De l’autre, les Vagins de fer. Le groupe de rock composé de quatre militantes féministes ultra-énergiques met le feu sur la place. À coups de basse et de caisse claire, elles déclament en langage fleuri le droit à la liberté sexuelle pour les femmes devant une foule joyeuse venue manifester contre la loi anti-avortement à l’appel de Sauvons les femmes. Ce jeudi, les deux groupes se font face à l’heure même où le Parlement polonais doit se prononcer sur l’adoption en première lecture d’une loi anti-avortement portée par le comité catholique Stop avortement. Mais voici que, entre deux sets, une rumeur contenue monte de la foule des militants pro-choix. La Mercedes noire de Beata Szydlo, la première ministre polonaise, se fraie lentement un passage au milieu des quelque cinq mille manifestants. Sûre d’elle, la cheffe du gouvernement polonais, qui s’est récemment positionnée en faveur de la loi anti-avortement, connaît déjà la fin de ce chapitre. Quelques heures plus tard, le projet de loi anti-avortement est adopté en première lecture à la majorité de 267 voix contre 154. Dans le même temps, la proposition de loi en faveur de l’avortement sans restriction proposée par le mouvement Sauvons les femmes est retoquée avec 230 voix contre et 173 pour.
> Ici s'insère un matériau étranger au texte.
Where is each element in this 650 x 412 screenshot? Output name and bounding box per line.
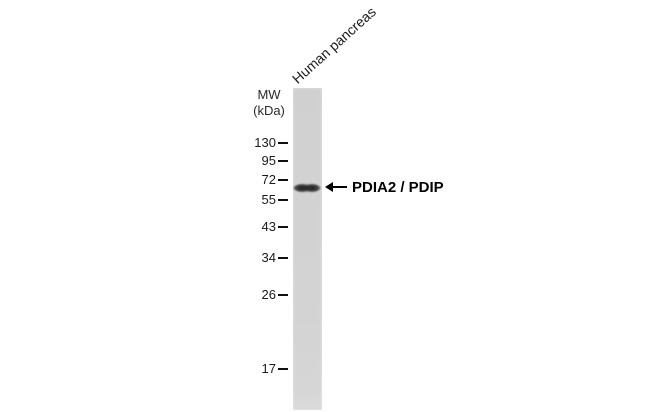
mw-marker-value: 130 [254,135,276,150]
arrow-shaft [331,186,347,188]
mw-marker-tick [278,179,288,181]
mw-axis-title-line2: (kDa) [253,103,285,118]
band-arrow-icon [325,181,347,193]
mw-marker-tick [278,199,288,201]
protein-band [293,183,321,193]
gel-lane [293,88,322,410]
mw-marker-55: 55 [240,192,288,208]
mw-marker-tick [278,368,288,370]
mw-marker-value: 17 [261,361,276,376]
mw-marker-26: 26 [240,287,288,303]
mw-marker-tick [278,142,288,144]
mw-marker-tick [278,257,288,259]
mw-marker-tick [278,160,288,162]
arrow-head [325,182,333,192]
mw-marker-72: 72 [240,172,288,188]
mw-marker-tick [278,226,288,228]
mw-marker-value: 55 [261,192,276,207]
mw-marker-tick [278,294,288,296]
mw-marker-value: 34 [261,250,276,265]
mw-marker-43: 43 [240,219,288,235]
mw-marker-34: 34 [240,250,288,266]
mw-marker-17: 17 [240,361,288,377]
mw-marker-value: 95 [261,153,276,168]
band-annotation-label: PDIA2 / PDIP [352,179,444,196]
mw-axis-title: MW (kDa) [238,87,300,119]
mw-marker-value: 43 [261,219,276,234]
mw-marker-value: 26 [261,287,276,302]
mw-marker-130: 130 [240,135,288,151]
sample-label: Human pancreas [288,3,379,87]
mw-marker-value: 72 [261,172,276,187]
mw-axis-title-line1: MW [257,87,281,102]
mw-marker-95: 95 [240,153,288,169]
Assise sur une barrière, une jeune fille regarde passer le cortège ministériel. « Qu’importe que notre loi ne passe pas, explique Olivia Dymonska. Le fait de réunir autant de personnes sur un sujet aussi sensible est déjà une victoire », se réjouit l’étudiante en première année de biologie. « J’aurais simplement aimé qu’il y ait plus de jeunes de l’université. Moi, je ne peux simplement pas imaginer que l’État décide pour moi ce que je dois faire en cas de viol ! » Jusqu’à présent, l’avortement était autorisé dans trois cas en Pologne : lorsque la vie ou la santé de la mère était en danger ; quand la grossesse résultait d’un viol ou d’un inceste ; et en cas de pathologie irréversible chez l’embryon. Si elle passe, la nouvelle loi interdirait l’avortement dans tous les cas.